Farrerol confers neuroprotection in spinal cord injury by regulating macrophages/microglia polarization through the JAK2/STAT3 pathway

BACKGROUND AND AIMS: Spinal cord injury (SCI) causes secondary damage characterized by neuroinflammation and imbalanced macrophages/microglia polarization, worsening neuronal loss and functional decline. Farrerol (FAR), a natural flavonoid with anti-inflammatory properties, has not been studied for SCI treatment. This work assesses FAR's neuroprotection through macrophages/microglia polarization regulation and explores its mechanisms.

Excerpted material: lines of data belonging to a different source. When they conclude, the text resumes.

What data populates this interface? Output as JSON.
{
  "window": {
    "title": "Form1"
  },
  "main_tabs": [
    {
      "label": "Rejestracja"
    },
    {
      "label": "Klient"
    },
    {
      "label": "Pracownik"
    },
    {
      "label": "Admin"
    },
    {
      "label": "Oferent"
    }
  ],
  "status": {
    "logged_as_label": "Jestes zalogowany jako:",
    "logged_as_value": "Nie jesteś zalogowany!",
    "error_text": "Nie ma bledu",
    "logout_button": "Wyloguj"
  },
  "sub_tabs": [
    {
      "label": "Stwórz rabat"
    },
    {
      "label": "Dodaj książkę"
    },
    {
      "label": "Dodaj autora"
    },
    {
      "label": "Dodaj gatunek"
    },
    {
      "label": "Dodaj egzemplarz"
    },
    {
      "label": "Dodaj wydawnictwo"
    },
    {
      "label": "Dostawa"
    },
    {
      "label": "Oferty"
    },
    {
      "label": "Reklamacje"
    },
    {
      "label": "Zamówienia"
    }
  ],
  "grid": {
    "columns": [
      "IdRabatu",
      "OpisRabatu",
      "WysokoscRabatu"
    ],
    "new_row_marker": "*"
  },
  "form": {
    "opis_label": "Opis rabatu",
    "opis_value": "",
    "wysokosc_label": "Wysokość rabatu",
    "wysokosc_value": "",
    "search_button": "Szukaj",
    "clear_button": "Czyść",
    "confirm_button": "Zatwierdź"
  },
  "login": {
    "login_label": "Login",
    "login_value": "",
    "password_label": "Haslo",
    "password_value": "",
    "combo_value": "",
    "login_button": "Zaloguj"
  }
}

METHODS: C57BL/6 mice with spinal cord injury were randomly assigned to three groups: Sham, SCI, and SCI + FAR. Motor function was evaluated using locomotor scoring, while lesion size, myelin integrity, and neuronal apoptosis were assessed via histology, immunofluorescence, and Western blot. Spinal inflammatory cytokine, macrophages/microglia activation, and polarization were analyzed by qRT-PCR, ELISA, immunofluorescence, and flow cytometry. LPS-stimulated BV2 microglia and BV2-HT22 co-cultures evaluated FAR's effects on cytokine secretion, macrophages/microglia phenotypes, and neuronal survival. Signaling mechanisms were further examined via Western blot and immunofluorescence. RESULTS: FAR treatment significantly enhanced motor recovery in SCI mice, evidenced by elevated Basso Mouse Scale (BMS) scores, increased inclined plane angles, improved swimming performance, and refined gait patterns. It reduced lesion area, preserved myelin integrity, and attenuated neuronal apoptosis. FAR downregulated pro-inflammatory cytokines (TNF-α, IL-1β, IL-6), suppressed macrophages/microglia hyperactivation while upregulating IL-10, and shifted M1/M2 polarization toward neuroprotective M2 phenotypes. In LPS-stimulated BV2 microglia, FAR attenuated inflammatory responses, inhibited M1 markers, enhanced M2 markers, and rescued HT22 neuronal apoptosis in co-cultures. These therapeutic effects may be mediated through suppression of JAK2/STAT3 phosphorylation. CONCLUSIONS: FAR promotes functional recovery after spinal cord injury by modulating macrophages/microglia M1/M2 polarization through JAK2/STAT3 pathway inhibition, thereby attenuating neuroinflammation and neuronal death. These findings provide novel evidence supporting targeted immunomodulation for SCI treatment.